「「ボレロ」は、ポピュラー音楽繁栄のきっかけになった。」ボレロ 永遠の旋律 詠み人知らずさんの映画レビュー(感想・評価)
「ボレロ」は、ポピュラー音楽繁栄のきっかけになった。
モーリス・ラヴェルが作曲し誰もが耳にしたことのある名曲「ボレロ」が、どのようにできたのか解き明かす作品。
「レ・ザネ・フォル(狂乱の時代)」と呼ばれるパリが世界文化の中心であった1928年。
ボレロと言えば、スネアドラム(小太鼓)によって全編を貫くリズムと、繰り返し出てくる二つのメロディーが注目されるが、一番最初、ppで小太鼓のリズムを強調するようにでてくるのが、ビオラとチェロによる3拍子のスタッカート。これには、自然界の音の影響がある。雨粒の音、風を切る音など、映画で出てくる音が、だんだん、あの最初のスタッカートに近づいてゆくように感じられた。
小太鼓のリズムには、その2年前にヨーロッパで流行った「ヴァレンシア」を家政婦のルヴロ夫人と二人で歌った映画の場面がそのまま反映する。ラヴェルは、やがて指先で、あのリズムを刻むようになる。

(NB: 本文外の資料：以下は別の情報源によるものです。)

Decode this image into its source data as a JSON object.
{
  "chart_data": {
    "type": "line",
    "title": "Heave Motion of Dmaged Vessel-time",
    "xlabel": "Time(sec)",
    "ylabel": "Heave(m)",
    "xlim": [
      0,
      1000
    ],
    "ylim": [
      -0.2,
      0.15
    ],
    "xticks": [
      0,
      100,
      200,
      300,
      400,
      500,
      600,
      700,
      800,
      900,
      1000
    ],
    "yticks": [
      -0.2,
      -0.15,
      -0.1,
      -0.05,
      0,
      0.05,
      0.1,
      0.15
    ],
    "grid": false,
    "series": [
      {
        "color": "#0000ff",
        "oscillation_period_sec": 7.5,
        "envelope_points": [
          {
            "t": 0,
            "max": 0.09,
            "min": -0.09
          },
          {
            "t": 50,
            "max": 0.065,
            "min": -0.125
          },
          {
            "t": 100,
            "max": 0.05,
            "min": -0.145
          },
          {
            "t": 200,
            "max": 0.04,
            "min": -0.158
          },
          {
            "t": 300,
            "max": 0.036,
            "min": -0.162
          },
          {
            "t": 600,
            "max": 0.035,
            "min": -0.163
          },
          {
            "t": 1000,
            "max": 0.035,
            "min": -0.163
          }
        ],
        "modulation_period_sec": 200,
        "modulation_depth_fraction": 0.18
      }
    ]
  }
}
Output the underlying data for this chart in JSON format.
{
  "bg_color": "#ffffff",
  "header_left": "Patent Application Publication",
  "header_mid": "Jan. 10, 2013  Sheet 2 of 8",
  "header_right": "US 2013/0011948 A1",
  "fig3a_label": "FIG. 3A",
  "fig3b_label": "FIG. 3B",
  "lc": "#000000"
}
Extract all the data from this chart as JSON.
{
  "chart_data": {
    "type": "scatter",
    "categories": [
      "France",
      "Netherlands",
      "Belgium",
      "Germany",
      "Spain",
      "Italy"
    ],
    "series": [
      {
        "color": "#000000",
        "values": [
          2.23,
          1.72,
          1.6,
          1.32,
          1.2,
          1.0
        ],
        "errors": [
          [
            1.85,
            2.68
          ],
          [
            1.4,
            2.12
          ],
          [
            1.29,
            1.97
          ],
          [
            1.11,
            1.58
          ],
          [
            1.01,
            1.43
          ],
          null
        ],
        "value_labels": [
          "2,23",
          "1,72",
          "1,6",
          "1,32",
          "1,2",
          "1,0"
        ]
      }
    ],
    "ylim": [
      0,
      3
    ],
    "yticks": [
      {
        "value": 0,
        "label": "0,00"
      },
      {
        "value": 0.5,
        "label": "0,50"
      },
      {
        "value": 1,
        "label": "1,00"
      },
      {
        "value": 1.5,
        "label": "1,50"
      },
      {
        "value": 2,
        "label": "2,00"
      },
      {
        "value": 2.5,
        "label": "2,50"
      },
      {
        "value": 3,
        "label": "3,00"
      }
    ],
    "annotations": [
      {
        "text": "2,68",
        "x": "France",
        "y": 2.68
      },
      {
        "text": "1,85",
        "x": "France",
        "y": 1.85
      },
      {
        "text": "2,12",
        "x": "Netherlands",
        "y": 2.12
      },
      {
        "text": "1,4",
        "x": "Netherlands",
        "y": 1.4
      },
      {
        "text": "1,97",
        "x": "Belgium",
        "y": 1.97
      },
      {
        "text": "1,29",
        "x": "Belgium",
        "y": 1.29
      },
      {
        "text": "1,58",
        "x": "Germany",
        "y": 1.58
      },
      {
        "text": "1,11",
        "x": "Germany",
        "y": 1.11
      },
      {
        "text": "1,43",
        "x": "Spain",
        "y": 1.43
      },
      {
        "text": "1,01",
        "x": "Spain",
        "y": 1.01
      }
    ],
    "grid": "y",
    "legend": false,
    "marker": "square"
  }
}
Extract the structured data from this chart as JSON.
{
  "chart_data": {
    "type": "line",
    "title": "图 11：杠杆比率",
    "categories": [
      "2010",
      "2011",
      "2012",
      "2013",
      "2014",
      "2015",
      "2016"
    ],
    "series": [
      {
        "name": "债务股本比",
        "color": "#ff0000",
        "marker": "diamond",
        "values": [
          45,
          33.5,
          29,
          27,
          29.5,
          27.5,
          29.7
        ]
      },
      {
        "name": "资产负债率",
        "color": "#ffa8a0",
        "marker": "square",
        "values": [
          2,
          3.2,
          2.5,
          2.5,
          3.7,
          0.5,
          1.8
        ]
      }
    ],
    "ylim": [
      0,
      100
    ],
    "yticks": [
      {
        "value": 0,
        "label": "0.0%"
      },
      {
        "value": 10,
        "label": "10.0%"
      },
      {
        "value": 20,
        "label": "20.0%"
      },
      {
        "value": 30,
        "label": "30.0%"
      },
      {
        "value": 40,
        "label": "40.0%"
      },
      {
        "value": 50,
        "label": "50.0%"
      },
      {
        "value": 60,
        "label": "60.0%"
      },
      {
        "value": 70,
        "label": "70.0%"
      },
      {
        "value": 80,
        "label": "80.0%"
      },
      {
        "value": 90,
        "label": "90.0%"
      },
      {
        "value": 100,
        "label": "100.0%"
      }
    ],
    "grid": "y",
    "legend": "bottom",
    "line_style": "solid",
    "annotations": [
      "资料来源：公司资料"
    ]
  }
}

様々な楽器のソロあるいは組み合わせにより、交互に繰り返される二つのメロディーには、ラヴェルがまだ小さい頃、バスク出身の母親が歌ってくれた子守唄が反映しているのだろう。ラヴェルには、よく似たメロディーを持つ「逝き王女のためのパヴァーヌ」や「ピアノ協奏曲」の第2楽章などがあり、映画の中で出てくる。
ボレロで旋律が延々と繰り返されることは、映画の冒頭で出てくる工場のオートメーションの影響に違いない。しかし、スイス出身の彼の父親が工場の技師であったことが関係する。彼がオートメーションの影響を認めつつも、「でもこれではない」と言うが、彼が思い出していたのは父親の工場のことだろう。ラヴェルが、きっと飽くことなく眺めていた。
そうなのだ!このボレロには、彼の生い立ちや、どのような経験を積んできたのか、それから出会った女性たちが、背景として大きく関わっている。そこで、この映画でも、音楽と女性を中心として、彼の生涯が語られることになる。
彼は、きっと一生、母親といたかったのだろう。ラヴェルは、保守的なアカデミーばかりでなく、ピアニストであるアレクサンドル・タローが扮したピエール・ラロのような先鋭的な批評家たちからも、ドビュシーとの違いを指摘されている。その時、心の拠り所は、母親だけだったと思う。母親を喪った後、ルヴロ夫人や、同志でもあったピアニスト、マルグリット・ロンはその代わりかも。
「ボレロ」の後、ラヴェルはジャズの影響の強い、二つのピアノ協奏曲を作曲するが、それには、「ボレロ」を作曲する直前に行った(映画に出てきた)アメリカへの演奏旅行が強く関係しているのだろう。ガーシュインから慕われたことで明らかなように。ラヴェルは、きっとクラシック音楽とジャズを含むポピュラー音楽の間に橋を架け、その繁栄を招いたのだと思う。そのきっかけの一つが「ボレロ」であったに相違ない。